The league owned the franchises (franchise fee: $250,000) and assigned players based on college attended and regional appeal. Nine teams were announced at the press conference -- Albuquerque, Boston, Columbia, Las Vegas, Little Rock, Miami, Portland, Tampa Bay, and Salt Lake City. Washington was later added as the 10th and final team.
Teams had a 43-man roster with a seven-man developmental squad, and were to play a 16-game schedule. Players would receive a maximum of $40,000 a season, with a $2 million player salary cap. A $1 million cap was put in place for non-player expenses.
The league was to commence operation Feb. 29, 1992, with a game between Utah and Tampa Bay in Tampa Bay. The league’s championship game was to be known as the "Red, White, and Blue Bowl," and was scheduled to be held Sunday, January 5, 1992, at RFK Stadium in Washington, D.C.
The PSFL had no media coverage, television deals, or radio deals, so it came as no surprise when the league ran out of money 10 days before the season opener and quietly folded.
Now, this account has some issues, not the least of which being that if it’s to be trusted, the league folded 10 months prior to being announced, and more than a month after its version of the Super Bowl.
On the other hand, for a league whose Super Bowl is named after my old Uncle Lloyd’s Cheap Drunk of Choice, the timeline in the account sorta makes sense.
Outside of a few marginally recognizable names (Tony Rice, Major Harris) having been assigned to team rosters, there was nothing about the PSFL that made you think this was as bona fide a sports league as, say, the Bangladeshi Box Lacrosse Alliance. It certainly lacked the essential vittles of a sports league – having actual players in actual uniforms playing games, having those games broadcast, having Kevin Harlan beller out misinformation about your team in a moosetorian voice, and, sadly, having your team's best players captured for posterity on trading cards.
No trading cards? But didn't I just say the PSFL had an official card licensee?
They did. And that's where the trouble starts.
The official card licensee was not Pro Set, which approached card licenses with the same jeweler's eye used by Lawrence Taylor in evaluating female companions. It was not Upper Deck, whose treated leagues and licensors much the same way the aforementioned female companions treated the aforementioned Mr. Taylor. It was not Pacific, which, to Mr. Taylor’s approval, would have made PSFL flash cards, or SkyBox, which would have done right by the league and paid it, or Star Pics, which would have done right by the league and skipped town without paying. It was not Star Company or Pinnacle or Panini or Playoff or Donruss or Fleer or Topps or even tiny Lime Rock.
Nope. It was Kayo.
The last time we saw Kayo it was dumping millions down that deviated-septum-shaped drain known as boxing cards. Somehow it became convinced that having a semi-dominant position in boxing cards was not the stuff world dominance was made of; however, spring professional football was.

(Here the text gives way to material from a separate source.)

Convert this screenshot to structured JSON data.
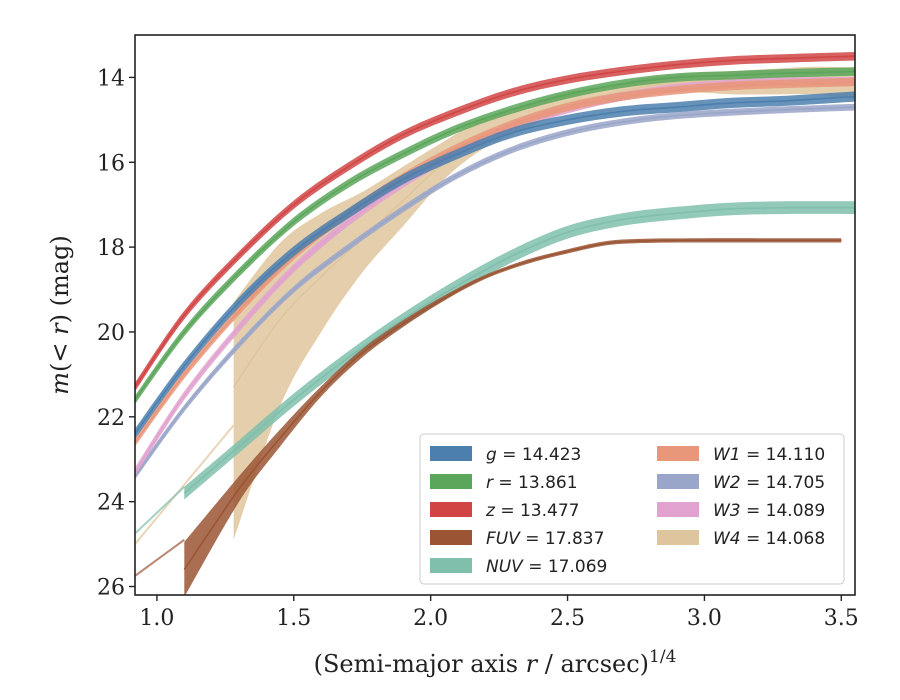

So in a press release dated Oct. 7, 1991 – more than a month before the league was even announced to the world, if accounts can be believed (and based on what we’ve seen … meh), Kayo was named the Official Trading Card of the PSFL.
As part of the deal – talk about a package deal! – Kayo won the right to “sponsor the three combines utilized to test and grade prospective PSFL players, the first of which is scheduled for October 19 and 20 in Atlanta, Ga.”
(Yep – combines scheduled before league announced. Shrewd. Shrewd, I tell ya.)
“We welcome the opportunity to get involved in the PSFL on the ground floor,” Kayo’s Eric Gitter said in his best press-release-speak. “The PSFL fills a void, and we at Kayo are confident the league will be met with instant popularity.”
Okay, so he was slightly wrong. The PSFL was a void, and it was met with instant antipathy. But Kayo was no stranger to antipathy, and seeing as it was named the PSFL’s official card before the PSFL officially existed, it definitely was in on the ground floor.
Too bad it only went down from there.